/I2V-Adapter-Unofficial

Unofficial implementation of the paper I2V-Adapter: A General Image-to-Video Adapter for Video Diffusion Models.

Primary LanguagePython

Introduction

This repository contains unofficial implementation of the paper I2V-Adapter: A General Image-to-Video Adapter for Video Diffusion Models. Due to the lack of computing resources we have (4 A100 80G GPU in total), we only trained the model with a small set of WebVid-10M dataset with no self-collected high-quality video clips as reported in the original paper. We don't attempt to employ any data filtering strategies either. If someone has a robust model trained on a large amount of high-quality data and is willing to share it, feel free to make a pull request.

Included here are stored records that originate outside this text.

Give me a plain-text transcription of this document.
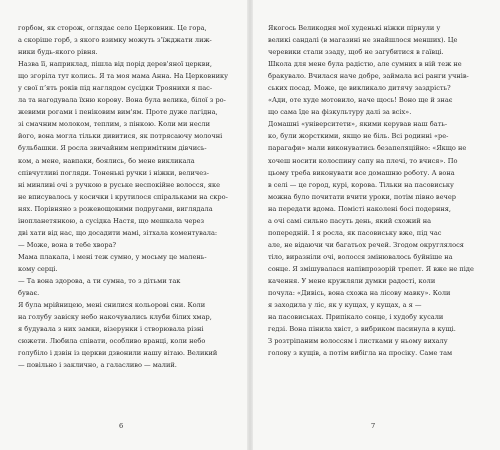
горбом, як сторож, оглядає село Церковник. Це гора,
а скоріше горб, з якого взимку можуть з’їжджати лиж-
ники будь-якого рівня.
Назва її, наприклад, пішла від порід дерев'яної церкви,
що згоріла тут колись. Я та моя мама Анна. На Церковнику
у свої п’ять років під наглядом сусідки Троянихи я пас-
ла та нагодувала їхню корову. Вона була велика, білої з ро-
жевими рогами і пеніковим вим'ям. Проте дуже лагідна,
зі смачним молоком, теплим, з пінкою. Коли ми несли
його, вона могла тільки дивитися, як потрясаючу молочні
бульбашки. Я росла звичайним непримітним дівчись-
ком, а мене, навпаки, боялись, бо мене викликала
співчутливі погляди. Тоненькі ручки і ніжки, величез-
ні минливі очі з ручкою в руське неспокійне волосся, яке
не вписувалось у косички і крутилося спіральками на скро-
нях. Порівняно з рожевощокими подругами, виглядала
інопланетянкою, а сусідка Настя, що мешкала через
дві хати від нас, що досадити мамі, зітхала коментувала:
— Може, вона в тебе хвора?
Мама плакала, і мені теж сумно, у мосьму це малень-
кому серці.
— Та вона здорова, а ти сумна, то з дітьми так
буває.
Я була мрійницею, мені снилися кольорові сни. Коли
на голубу завіску небо накочувались клуби білих хмар,
я будувала з них замки, візерунки і створювала різні
сюжети. Любила співати, особливо вранці, коли небо
голубіло і дзвін із церкви дзвонили нашу вітаю. Великий
— повільно і заклично, а галасливо — малий.
6
Якогось Великодня мої худенькі ніжки пірнули у
великі сандалі (в магазині не знайшлося менших). Це
черевики стали ззаду, щоб не загубитися в гаївці.
Школа для мене була радістю, але сумних в ній теж не
бракувало. Вчилася наче добре, займала всі ранги учнів-
ських посад. Може, це викликало дитячу заздрість?
«Ади, оте худе мотовило, наче щось! Воно ще й знає
що сама їде на фізкультуру далі за всіх».
Домашні «університети», якими керував наш бать-
ко, були жорсткими, якщо не біль. Всі родинні «ре-
парагафи» мали виконуватись безапеляційно: «Якщо не
хочеш носити колоспину сапу на плечі, то вчися». По
цьому треба виконувати все домашню роботу. А вона
в селі — це город, курі, корова. Тільки на пасовиську
можна було почитати вчити уроки, потім півно вечер
на передати вдома. Помісті наколені босі подерння,
а очі самі сильно пасуть день, який схожий на
попередній. І я росла, як пасовиську вже, під час
але, не відаючи чи багатьох речей. Згодом округлялося
тіло, виразніли очі, волосся змінювалось буйніше на
сонце. Я змішувалася напівпрозорій трепет. Я вже не піде
качення. У мене кружляли думки радості, коли
почула: «Дивісь, вона схожа на лісову мавку». Коли
я заходила у ліс, як у кущах, у кущах, а я —
на пасовиськах. Припікало сонце, і худобу кусали
гедзі. Вона пінила хвіст, з вибриком пасинула в кущі.
З розтріпаним волоссям і листками у ньому вихалу
голову з кущів, а потім вибігла на просіку. Саме там
7
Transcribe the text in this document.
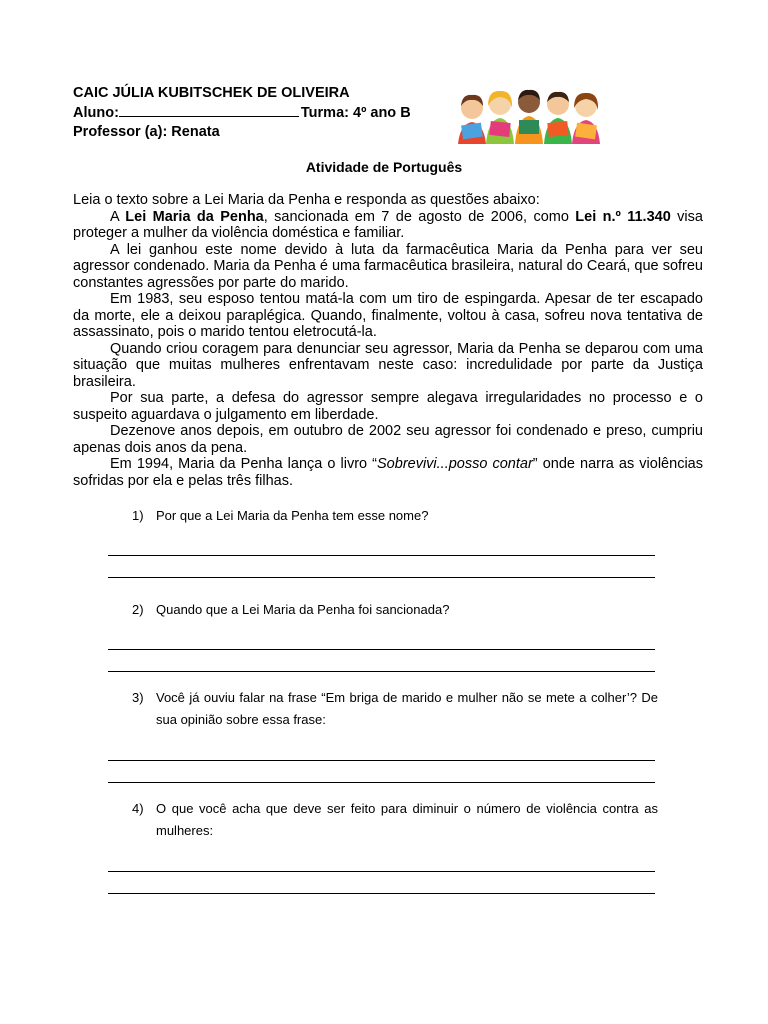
CAIC JÚLIA KUBITSCHEK DE OLIVEIRA
Aluno:	Turma: 4º ano B
Professor (a): Renata
Atividade de Português

Leia o texto sobre a Lei Maria da Penha e responda as questões abaixo:

A Lei Maria da Penha, sancionada em 7 de agosto de 2006, como Lei n.º 11.340 visa proteger a mulher da violência doméstica e familiar.

A lei ganhou este nome devido à luta da farmacêutica Maria da Penha para ver seu agressor condenado. Maria da Penha é uma farmacêutica brasileira, natural do Ceará, que sofreu constantes agressões por parte do marido.

Em 1983, seu esposo tentou matá-la com um tiro de espingarda. Apesar de ter escapado da morte, ele a deixou paraplégica. Quando, finalmente, voltou à casa, sofreu nova tentativa de assassinato, pois o marido tentou eletrocutá-la.

Quando criou coragem para denunciar seu agressor, Maria da Penha se deparou com uma situação que muitas mulheres enfrentavam neste caso: incredulidade por parte da Justiça brasileira.

Por sua parte, a defesa do agressor sempre alegava irregularidades no processo e o suspeito aguardava o julgamento em liberdade.

Dezenove anos depois, em outubro de 2002 seu agressor foi condenado e preso, cumpriu apenas dois anos da pena.

Em 1994, Maria da Penha lança o livro “Sobrevivi...posso contar” onde narra as violências sofridas por ela e pelas três filhas.

1) Por que a Lei Maria da Penha tem esse nome?
2) Quando que a Lei Maria da Penha foi sancionada?
3) Você já ouviu falar na frase “Em briga de marido e mulher não se mete a colher’? De sua opinião sobre essa frase:
4) O que você acha que deve ser feito para diminuir o número de violência contra as mulheres:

Video Samples Compared with the Official Project Page

Input Image Official samples from official project page Our Samples

Release Plans

  • Release training script.
  • Release inference script.
  • Release unofficial pretrained weights.

Repository Setup

Prepare Environment

You can setup the repository by running the following commands

git clone https://github.com/xUhEngwAng/I2V-Adapter-Unofficial.git
cd I2V-Adapter-Unofficial

conda create -n I2VAdapter
pip install -r requirements.txt

Download Base T2I Model

git lfs install
git clone https://huggingface.co/SG161222/Realistic_Vision_V5.1_noVAE

Download Pretrained AnimateDiff Motion Adapter

git clone https://huggingface.co/guoyww/animatediff-motion-adapter-v1-5-2

Download Pretrained IP-Adapter

git clone https://huggingface.co/h94/IP-Adapter

Training

Before training, you should first download the corresponding video dataset. Take the frequently-used WebVid-10M dataset for example. You can download the video files and the .csv annotations and place them under the ./data directory. If you use custom dataset, the dataset class under src/data.py should also be modified.

To train I2V-Adapter modules, run

accelerate launch ./src/train_image_to_video.py --task_name your_task_name --num_train_epochs 10 --checkpoint_epoch 2

You can also finetune the motion modules by passing in --update_motion_modules

accelerate launch ./src/train_image_to_video.py --task_name your_task_name --num_train_epochs 10 --checkpoint_epoch 2 --update_motion_modules

As mentioned in the original AnimateDiff and PIA paper, you can also first finetune the base T2I model by using the individual frames in the video dataset. This can be accomplished by running

accelerate launch ./src/train_text_to_image.py 

Inference

The condition images and text prompts are given via ./data/WebVid-25K/I2VAdapter-eval.csv, you can freely alter this file and provide your own condition images and prompts. Then run the following commands:

python src/pipeline/pipeline_i2v_adapter.py --task_name I2VAdapter-25K-finetune --checkpoint_epoch 25

Acknowledgements

This codebase is based on diffusers library and AnimateDiff. The implementation of first frame similarity prior is inspied by PIA. We thank all the contributors of these repositories. Additionally, we would like to thank the authors of I2VAdapter for their open research and foundational work, which inspired this unofficial implementation.